I'll be playing today to see how it runs. See you around.
Monday, September 07, 2009
RESOLVED: EXP4 is Experimental
Well, shucks, folks. It turns out my custom-built Linux kernel (based on version 2.6.28.7) was completely fux0r3d.
After fucking around with grub for way too long, during which I found a longstanding Bug That I Should Have Known ABout But Didn't, I set the box back to the stock Debian kernel ("2.6.18-6-amd64") and rebooted. Then I jumped in for a few quick rounds at Bitch House, since EXP4 is currently running on the "new" iPaq (which I have rechristened "iPunk").
The son of a bitch ran like it should. No little red network doobie flashing, no more getting killed by bots that aren't even pointing at me.
Mea culpa, mea culpa, me maxima culpa.
Fuck. Me.
Right now UT is the only thing that is running right on that box. The old kernel killed X/Windows outright, but at least ssh still works so I can get in & twiddle the bits (it runs headless on DinkNet - no vid, no keyboard).
Iptables is also fucked, or so I assume. You have to compile it against your running kernel, so right now its functionality is suspect. Ban-O-Matic is probably fucked. The latest incarnation of BOM relied on ipset, which doesn't come stock on the older kernels. Instead of using ipset, I'll fall back to the old method of letting the iptables rules grow. And grow. This is how it's set up on iPunk right now. Thank you StinkFly for helping test it out (poor schmuck, he's coming in to get banned on a third IP address as I write this).

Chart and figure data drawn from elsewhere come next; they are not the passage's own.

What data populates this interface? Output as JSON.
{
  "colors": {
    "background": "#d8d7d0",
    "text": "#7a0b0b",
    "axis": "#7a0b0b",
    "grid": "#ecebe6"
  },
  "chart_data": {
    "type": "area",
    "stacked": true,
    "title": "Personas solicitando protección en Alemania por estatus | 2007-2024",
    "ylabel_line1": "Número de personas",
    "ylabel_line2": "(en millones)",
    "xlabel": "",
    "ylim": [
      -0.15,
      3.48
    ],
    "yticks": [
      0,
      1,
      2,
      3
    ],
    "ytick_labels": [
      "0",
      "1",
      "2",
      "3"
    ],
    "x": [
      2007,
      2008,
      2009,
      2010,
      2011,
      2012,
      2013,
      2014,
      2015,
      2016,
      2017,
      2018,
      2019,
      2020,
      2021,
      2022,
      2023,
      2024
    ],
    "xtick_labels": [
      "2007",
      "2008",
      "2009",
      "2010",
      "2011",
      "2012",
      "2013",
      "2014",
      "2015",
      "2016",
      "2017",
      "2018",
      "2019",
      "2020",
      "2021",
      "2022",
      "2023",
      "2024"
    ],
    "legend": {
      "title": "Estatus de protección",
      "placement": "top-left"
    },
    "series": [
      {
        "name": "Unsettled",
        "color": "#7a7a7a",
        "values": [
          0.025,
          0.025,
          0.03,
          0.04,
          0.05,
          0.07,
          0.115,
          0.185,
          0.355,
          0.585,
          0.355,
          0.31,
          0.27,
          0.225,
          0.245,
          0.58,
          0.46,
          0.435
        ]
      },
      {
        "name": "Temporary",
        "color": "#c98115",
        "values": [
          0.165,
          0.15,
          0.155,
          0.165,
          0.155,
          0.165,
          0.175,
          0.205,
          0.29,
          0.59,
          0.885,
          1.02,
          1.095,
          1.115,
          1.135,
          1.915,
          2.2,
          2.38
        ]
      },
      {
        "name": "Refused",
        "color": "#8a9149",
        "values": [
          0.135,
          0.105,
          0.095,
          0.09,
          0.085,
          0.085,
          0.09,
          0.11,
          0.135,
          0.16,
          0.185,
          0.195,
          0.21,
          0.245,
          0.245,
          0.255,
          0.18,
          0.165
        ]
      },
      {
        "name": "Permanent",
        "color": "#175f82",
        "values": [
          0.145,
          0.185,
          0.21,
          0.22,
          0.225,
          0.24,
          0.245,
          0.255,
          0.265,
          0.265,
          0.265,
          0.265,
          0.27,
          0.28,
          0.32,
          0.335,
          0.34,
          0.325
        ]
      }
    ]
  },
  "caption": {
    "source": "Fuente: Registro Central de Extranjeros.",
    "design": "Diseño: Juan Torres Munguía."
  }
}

BOT House runs an earlier kernel, v2.6.28.5, so it was not affected. And OF COURSE at the moment we're between releases for the Next Big Thing™. Kernel 2.6.30 is "stable" (right) but 2.6.31 is supposed to cure cancer (among other things) when it finally comes out.
Not that BOT House doesn't have its own problems. I discovered just before we left town to go to Rinky Dink's wedding that it doesn't work with those little gspca USB webcams I'm so fond of, but that's a minor issue at this point.
So I have all these issues to work out but right now I find myself with a severe shortage of Free Time™. Work has been a serious bitch for the last couple of weeks. I'll blog about that when I have some time to get get pissed off, but I have to keep reminding myself I'm lucky to have a job in this crappy economy.
I will probably leave EXP4 on iPunk for the time being, since both BITCH House and Classic3 get little traffic. That means if the power goes out here (so far we've been very lucky on that front), EXP4 goes down until I do something about it. BITCH & C3 will go up and down as I work on the new kernel. There's no sense sticking with the stable release so I'll hack away at one of the 2.6.31 Release Candidates until I get it just right.
Saturday, September 05, 2009
Experimenting with EXP IV
Last week I bought another old PC from the junk computer store, just like the one on the left there (except mine has a CD drive).
What a piece of CRAP, eh?
I always liked those old iPaqs. Back around the turn of the century, they were pretty futuristic. I have a fond place in my heart for them, and since the price was a mere $39.95, I figured what the heck, take it home and have some fun.
It came with Windows 2000 Professional, so I wiped the drive and installed Xubuntu 9.04 on it. Runs Xubu like a top. 1gHz PIII & 512MB of RAM with a 20G hard drive. It's not going to blow anybody's doors off, but it's a nice little "Mail & Web" PC.
But I have one of those already so I decided to play around with it.
I moved a copy of EXP IV over to it, called it "EXP V", made sure it wasn't advertising itself on the Web, and fired it up just for funsies.
And the little bitch pissed me off! It played UT much better than my Hot Shit AMD64x2 with four times the RAM and processing power.
So now I'm mad and I need to know WTF is the deal with the AMD box. I'm not sure where to start but I think a good place to begin is the NIC, although I've been down that road before.
But it BUGS THE HELL out of me. Something has to be done.